In his own words, Naylor’s job is ‘to talk’ and he does that tirelessly. He spins and spins and spins. All the time. He has few friends and none outside his line of work. The two friends that he has are all from his line of work, i.e., spin doctors for Big Gun and Big Alcohol, or, as they, self-deprecatingly call themselves, Merchants of Death. They meet regularly to vent and bitch about do-gooders.

The only genuine relationship he has is with his son which is one of mutual love and respect.

Naylor is Now conflict enters his life from various sources. A senator from Vermont, Finnistre (William Macy) is threatening to go more graphic about the warning labels on cigarette packets and the Marlboro Man is threatening to lash out at Big Tobacco for giving him cancer and teen smoking (Big Tobacco’s bread and butter) is at an all time low.

No problem. Naylor has the fix for all. However, all the good work Naylor’s done threatens to come to nought when a sexy reporter (Katie Holmes) seduces him into spilling all and a bunch of anti-tobacco lunatics kidnap and poison him with nicotine patches. Things come to when he has to make a choice about his son’s future.

The story is as much about how Naylor goes about solving these problems as about his relationship with his precocious son whom he takes along with him everywhere.

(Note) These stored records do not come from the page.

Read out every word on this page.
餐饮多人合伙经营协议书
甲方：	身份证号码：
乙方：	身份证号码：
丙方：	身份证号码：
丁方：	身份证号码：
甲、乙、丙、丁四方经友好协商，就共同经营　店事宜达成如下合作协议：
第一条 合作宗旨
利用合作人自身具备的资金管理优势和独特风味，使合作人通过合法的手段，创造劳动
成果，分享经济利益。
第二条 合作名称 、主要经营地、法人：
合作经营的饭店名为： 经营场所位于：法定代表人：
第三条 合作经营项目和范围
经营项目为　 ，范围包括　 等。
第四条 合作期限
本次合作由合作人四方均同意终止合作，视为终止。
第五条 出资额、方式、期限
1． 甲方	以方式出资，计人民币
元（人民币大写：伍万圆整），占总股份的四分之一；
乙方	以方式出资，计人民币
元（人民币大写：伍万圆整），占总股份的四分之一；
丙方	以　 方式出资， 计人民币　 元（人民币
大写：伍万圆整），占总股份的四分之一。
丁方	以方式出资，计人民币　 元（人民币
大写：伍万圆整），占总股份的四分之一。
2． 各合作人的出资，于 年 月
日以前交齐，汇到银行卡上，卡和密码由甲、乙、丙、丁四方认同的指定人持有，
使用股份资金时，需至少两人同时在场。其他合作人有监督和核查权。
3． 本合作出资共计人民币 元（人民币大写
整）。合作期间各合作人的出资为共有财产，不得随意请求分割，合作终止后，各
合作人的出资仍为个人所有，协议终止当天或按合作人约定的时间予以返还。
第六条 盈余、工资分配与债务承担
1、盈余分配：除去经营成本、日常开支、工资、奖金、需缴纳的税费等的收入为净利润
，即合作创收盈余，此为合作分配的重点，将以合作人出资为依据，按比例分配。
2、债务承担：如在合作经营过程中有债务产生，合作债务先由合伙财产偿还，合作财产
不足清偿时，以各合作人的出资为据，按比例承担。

The film is hysterical. The characters are all stereotypes. All the characters are caricatures. Special mention to Rob Lowe’s Hollywood Superagent and Robert Duvall’s’ smoke-till-I-die Big Tobacco chief. There are no ‘deep’ moments, and yet it is extremely effective anti smoking film. Yes, don’t let the title fool ya. The film works because there is no preaching of any kind – subtle or overt. Everyone gets their ass taken and nobody on either side of tobacco fence gets spared.

It is not Reitman’s best film – amongst the three films I’ve seen, I would rate it after Up in the Air and Juno. But even Reitman’s worst (and debut) effort is right up there with the best of the industry.

Statutory warning: This film kills with laughter.